La poesia non è, ed è contro, la magia, e dunque, più in generale, la poesia non è, ed è contro, l’essere utile, specie di quell’utilità a cui pensiamo in termini moralistici. Scrive Merton: «Non siamo come chi desidera che l’albero prima fruttifichi e poi fiorisca. Un gioco di prestigio e una pubblicità. Ci basta che prima venga il fiore, seguito dal frutto a tempo debito».

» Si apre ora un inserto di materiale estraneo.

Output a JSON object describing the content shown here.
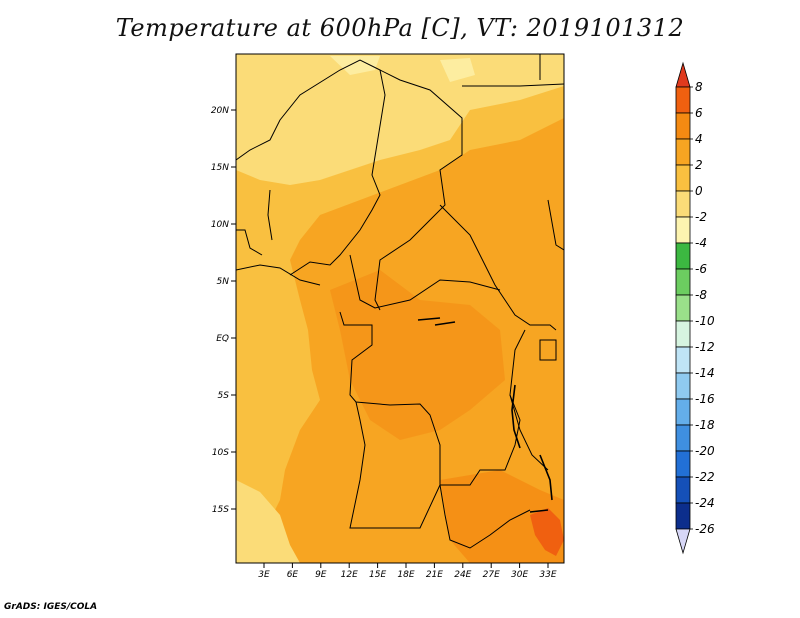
{
  "title": "Temperature at 600hPa [C], VT: 2019101312",
  "credit": "GrADS: IGES/COLA",
  "map": {
    "lat_labels": [
      "20N",
      "15N",
      "10N",
      "5N",
      "EQ",
      "5S",
      "10S",
      "15S"
    ],
    "lon_labels": [
      "3E",
      "6E",
      "9E",
      "12E",
      "15E",
      "18E",
      "21E",
      "24E",
      "27E",
      "30E",
      "33E"
    ]
  },
  "colorbar": {
    "levels": [
      "8",
      "6",
      "4",
      "2",
      "0",
      "-2",
      "-4",
      "-6",
      "-8",
      "-10",
      "-12",
      "-14",
      "-16",
      "-18",
      "-20",
      "-22",
      "-24",
      "-26"
    ],
    "colors": [
      "#e03a1e",
      "#f06010",
      "#f48a12",
      "#f7a522",
      "#f9c040",
      "#fbdc78",
      "#fdf4b0",
      "#3cb841",
      "#6ccd60",
      "#9ae08a",
      "#d6f4e0",
      "#bfe4f6",
      "#8fcaf0",
      "#64aeea",
      "#3f8fe0",
      "#2270d6",
      "#1550b8",
      "#0c2e8c",
      "#071270",
      "#d7d7f7"
    ]
  }
}
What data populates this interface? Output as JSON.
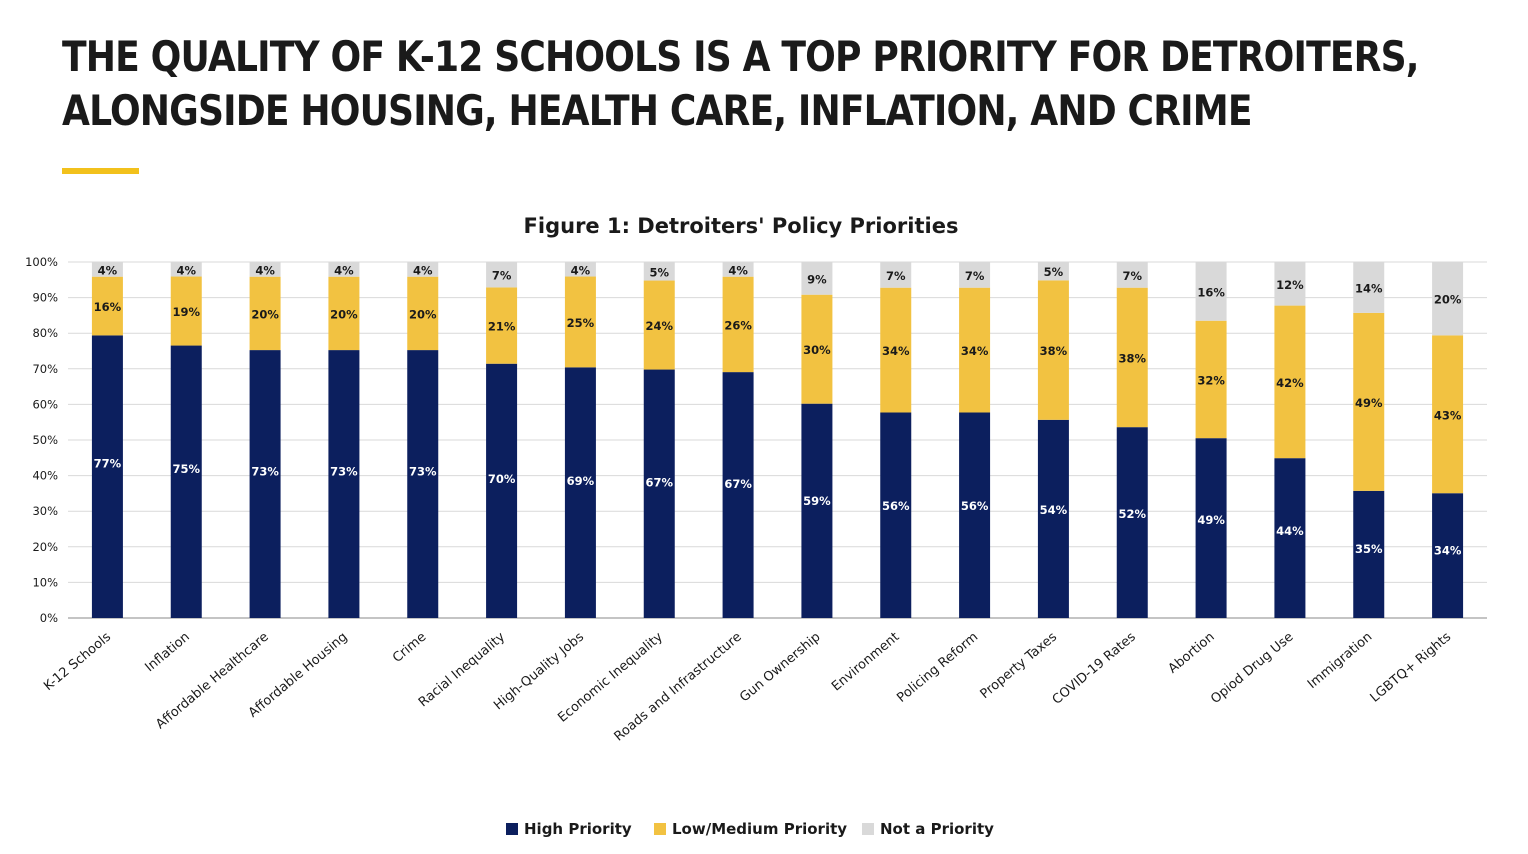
{
  "headline": {
    "line1": "THE QUALITY OF K-12 SCHOOLS IS A TOP PRIORITY FOR DETROITERS,",
    "line2": "ALONGSIDE HOUSING, HEALTH CARE, INFLATION, AND CRIME"
  },
  "colors": {
    "high": "#0c1f5e",
    "low_medium": "#f2c241",
    "not_priority": "#d9d9d9",
    "accent": "#f2c11c",
    "gridline": "#d9d9d9",
    "text": "#1a1a1a"
  },
  "chart_data": {
    "type": "bar",
    "stacked": true,
    "title": "Figure 1: Detroiters' Policy Priorities",
    "categories": [
      "K-12 Schools",
      "Inflation",
      "Affordable Healthcare",
      "Affordable Housing",
      "Crime",
      "Racial Inequality",
      "High-Quality Jobs",
      "Economic Inequality",
      "Roads and Infrastructure",
      "Gun Ownership",
      "Environment",
      "Policing Reform",
      "Property Taxes",
      "COVID-19 Rates",
      "Abortion",
      "Opiod Drug Use",
      "Immigration",
      "LGBTQ+ Rights"
    ],
    "series": [
      {
        "name": "High Priority",
        "values": [
          77,
          75,
          73,
          73,
          73,
          70,
          69,
          67,
          67,
          59,
          56,
          56,
          54,
          52,
          49,
          44,
          35,
          34
        ]
      },
      {
        "name": "Low/Medium Priority",
        "values": [
          16,
          19,
          20,
          20,
          20,
          21,
          25,
          24,
          26,
          30,
          34,
          34,
          38,
          38,
          32,
          42,
          49,
          43
        ]
      },
      {
        "name": "Not a Priority",
        "values": [
          4,
          4,
          4,
          4,
          4,
          7,
          4,
          5,
          4,
          9,
          7,
          7,
          5,
          7,
          16,
          12,
          14,
          20
        ]
      }
    ],
    "ylim": [
      0,
      100
    ],
    "yticks": [
      "0%",
      "10%",
      "20%",
      "30%",
      "40%",
      "50%",
      "60%",
      "70%",
      "80%",
      "90%",
      "100%"
    ],
    "value_suffix": "%",
    "grid": true,
    "legend_position": "bottom"
  }
}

Un’utile poesia morale è un’aggiunta a qualcosa d’altro. In quanto poesia, potrebbe esserci come pure non esserci. La poesia non è e non può essere decorativa in tal modo, e in questo senso non è mai mera retorica. Non si limita mai semplicemente a persuadere chicchessia a fare o a pensare qualcosa: per quanto significativo sia il suo scopo, per quanto buone le sue finalità, una poesia che sia tesa a determinati fini, che sia funzionale, una pubblicità, tradisce se stessa. E quella frase, «un gioco di prestigio e una pubblicità» è decisamente eloquente. Una poesia che sia una pubblicità è una poesia il cui punto non risiede in essa. Ciò significa che l’autentica poesia è lavoro: fare qualcosa che ha un’integrità propria.

Questo mi porta alla terza cosa che la poesia non è, e contro cui essa si pone. La poesia è contro qualsiasi concentrazione sull’artista più che sull’opera. Concentrarsi sull’artista piuttosto che sull’opera è come focalizzare per l’appunto la nostra attenzione sulla volontà di manipolazione e di controllo che è nemica di ogni parola autenticamente veritiera. E ancora una volta, non a caso, il mio sguardo si volge verso Auden. Egli, già da studente universitario, era un critico decisamente austero della poesia dei propri contemporanei, e si narra un bell’aneddoto di uno dei suoi primi incontri con Stephen Spender, che un giorno irruppe nella sua stanza per dirgli che da grande avrebbe voluto essere un poeta. Auden rispose: «Vuoi dire che non intendi scrivere poesia?».

Infine, allora, la quarta cosa che la poesia non è, e contro cui si pone, è qualsiasi senso dell’io e della sua consapevolezza che lasci trapelare l’idea che abbiamo un numero indefinito di scelte. La poesia è contro il romanticismo di una volontà che turbina nel vuoto.

Ecco dunque i quattro nemici della poesia: e una modalità dello scrivere che eviti siffatte tentazioni e distorsioni e le resista sarà una scrittura religiosa.